CI-P: Planning for AudioNet: A New Community Infrastructure for Audio Annotations for Acoustic Event Identification
International Computer Science Institute, Berkeley CA
Investigators
Abstract
This effort lays the groundwork for AudioNet, a public-domain corpus of audio labels for the nearly 800,000 videos in the open-access YFCC100M dataset. Audio information provides an important complement to visual information in the automatic analysis of video data, allowing systems to detect situations that may not be clearly identifiable from the visual stream alone. However, there are as yet no truly large-scale labeled audio datasets of the kind needed as input to build flexible, accurate analysis systems.
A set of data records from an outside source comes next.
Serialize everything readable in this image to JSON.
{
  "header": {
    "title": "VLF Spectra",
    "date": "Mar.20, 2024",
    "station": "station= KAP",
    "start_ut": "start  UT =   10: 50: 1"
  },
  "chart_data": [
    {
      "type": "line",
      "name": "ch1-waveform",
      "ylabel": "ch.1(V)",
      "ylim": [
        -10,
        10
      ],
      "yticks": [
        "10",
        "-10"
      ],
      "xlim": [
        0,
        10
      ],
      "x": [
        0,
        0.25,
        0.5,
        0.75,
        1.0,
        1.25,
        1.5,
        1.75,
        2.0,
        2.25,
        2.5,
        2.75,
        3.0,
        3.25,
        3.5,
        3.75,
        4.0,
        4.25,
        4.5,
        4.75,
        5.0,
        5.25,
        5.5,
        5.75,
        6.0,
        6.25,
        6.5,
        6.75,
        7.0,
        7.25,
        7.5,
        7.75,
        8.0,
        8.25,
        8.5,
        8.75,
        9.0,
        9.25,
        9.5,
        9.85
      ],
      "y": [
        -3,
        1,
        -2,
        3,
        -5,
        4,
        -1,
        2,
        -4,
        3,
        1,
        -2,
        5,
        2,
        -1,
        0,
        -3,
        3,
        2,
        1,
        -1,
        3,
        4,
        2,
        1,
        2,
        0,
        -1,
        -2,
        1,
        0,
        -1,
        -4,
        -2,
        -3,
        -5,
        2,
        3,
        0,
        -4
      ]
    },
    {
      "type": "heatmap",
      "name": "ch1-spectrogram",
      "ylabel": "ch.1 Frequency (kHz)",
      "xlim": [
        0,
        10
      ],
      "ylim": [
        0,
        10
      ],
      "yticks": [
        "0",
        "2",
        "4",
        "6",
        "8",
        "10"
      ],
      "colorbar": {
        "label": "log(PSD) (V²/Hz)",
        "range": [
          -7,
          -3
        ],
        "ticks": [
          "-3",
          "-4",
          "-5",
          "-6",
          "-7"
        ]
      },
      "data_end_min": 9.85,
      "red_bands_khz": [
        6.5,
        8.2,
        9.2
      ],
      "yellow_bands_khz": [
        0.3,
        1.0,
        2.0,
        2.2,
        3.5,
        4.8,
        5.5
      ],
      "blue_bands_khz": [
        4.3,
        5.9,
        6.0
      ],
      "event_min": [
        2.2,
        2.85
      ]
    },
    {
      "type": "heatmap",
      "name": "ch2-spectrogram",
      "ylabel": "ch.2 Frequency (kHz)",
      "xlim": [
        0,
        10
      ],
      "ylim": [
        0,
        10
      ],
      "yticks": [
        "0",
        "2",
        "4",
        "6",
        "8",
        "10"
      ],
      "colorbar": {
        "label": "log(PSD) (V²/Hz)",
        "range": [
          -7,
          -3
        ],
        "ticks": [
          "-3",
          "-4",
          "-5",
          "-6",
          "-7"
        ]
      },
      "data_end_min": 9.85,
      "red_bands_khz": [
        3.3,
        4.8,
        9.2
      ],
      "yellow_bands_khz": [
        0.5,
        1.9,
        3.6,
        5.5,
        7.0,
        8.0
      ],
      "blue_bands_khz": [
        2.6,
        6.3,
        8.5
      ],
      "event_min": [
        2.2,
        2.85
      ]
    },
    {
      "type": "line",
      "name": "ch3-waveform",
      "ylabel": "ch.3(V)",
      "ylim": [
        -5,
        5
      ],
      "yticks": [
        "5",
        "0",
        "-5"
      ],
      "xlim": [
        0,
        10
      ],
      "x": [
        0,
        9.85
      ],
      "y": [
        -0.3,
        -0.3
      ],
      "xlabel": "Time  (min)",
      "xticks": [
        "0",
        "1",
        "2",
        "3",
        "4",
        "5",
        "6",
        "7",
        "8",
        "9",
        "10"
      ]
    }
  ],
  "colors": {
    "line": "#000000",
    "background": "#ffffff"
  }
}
Creating such a large-scale corpus will serve as an impetus for better multimedia algorithms to be developed by more researchers and computer science students, translating into an impact on the everyday life of the public at large. Social media videos are increasingly used for scientific research, as they provide an opportunity to observe and model many phenomena in the social sciences, economics, meteorology, and medicine. New capabilities for content analysis will therefore impact many scientific fields. In addition, audio analysis could be used in real-time security surveillance and in robotics applications like autonomous vehicles and household robots to aid and monitor the elderly. AudioNet is part of a multi-institution collaboration, the Multimedia Commons initiative, which is developing a variety of resources around the YFCC100M dataset of Creative Commons-licensed photos and videos. AudioNet is annotating the audio tracks from the YFCC100M videos, focusing on audio concepts. Audio concepts can be thought of as acoustic "objects": concrete, localizable units of sound like "crowd cheering" or "fire alarm". The approach will be modeled on ImageNet, an image dataset labeled and organized using the WordNet hierarchy of synsets (groups of synonyms); ImageNet has enabled major enabled advances in image processing. However, while ImageNet focuses largely on entities (noun synsets), audio data is inherently temporal. The label set for AudioNet will therefore focus on events and actions, though similarly organized using semantic resources like WordNet.